The companies work hand-in-hand with dairy farmers to support them in their transition towards regenerative agriculture practices. So far, the work has focused on implementing regenerative agriculture practices on selected pioneer farms in the European Union.

To date, many solutions have proven to be viable, and the collaboration is proud to share remarkable progress: In eight months, the farmers have achieved an increase of 11% in green yield, a reduction of 2.7% of their greenhouse gas emissions, all while increasing their milk production by 17%.

CEOs have a role to play in land restoration

All businesses have a key role to play in driving a restorative and sustainable land use transition within their operations and across their value chain. Some of the key actions include:

  • Work with farmers to adopt integrated, productive and regenerative agricultural practices that target greater soil health and resilience.
  • Minimise demand-side impacts by reducing food loss and waste and shaping demand to be healthier, more nutritious and sustainable.
  • Commit to transparency, disclosure, and accountability in all transactions that impact land resources, especially transparent supply chains and rapidly phase out deforestation and land conversion.
  • Mitigate FLAG sector emissions and invest in high-quality land-based natural climate solutions; integrate soil carbon measures across supply chain to ensure that regenerative agricultural practices contribute to healthy and resilient soils.
  • Ensure equitable and inclusive supply chains that support farmer livelihoods and engage indigenous peoples and local communities, according to free, prior and informed consent.
  • Advocate for the appropriate economic incentives, regulatory frameworks and policy reforms that do not distort markets or harm human and environmental health.

“Without large-scale and concerted efforts to protect, sustainably manage, and restore our land resources, it will not be possible to ensure food and water security, achieve climate targets, and halt biodiversity loss.

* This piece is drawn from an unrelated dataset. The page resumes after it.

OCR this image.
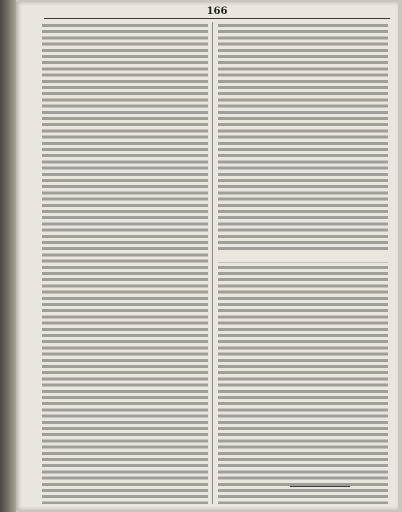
166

We cannot stop the climate crisis today, biodiversity loss tomorrow, and land degradation the day after; we need to tackle them in tandem.” —Ibrahim Thiaw

Land use needs to go to top of global agenda

2022 is the year to put land at the top of the economic agenda. Land is at the centre and connects all three Rio conventions – the UN Convention to Combat Desertification COP15 in May, UN Convention on Biological Diversity COP15 in August, and UN Framework Convention on Climate Change COP27 in November.

Land isn’t just dirt beneath our feet. It’s where life thrives, underpinning resilient planet, society and economy. Business CEOs have an economic and societal imperative to make sure that land is managed to strengthen the resilience of their consumer base, the natural world and for their own long-term viability.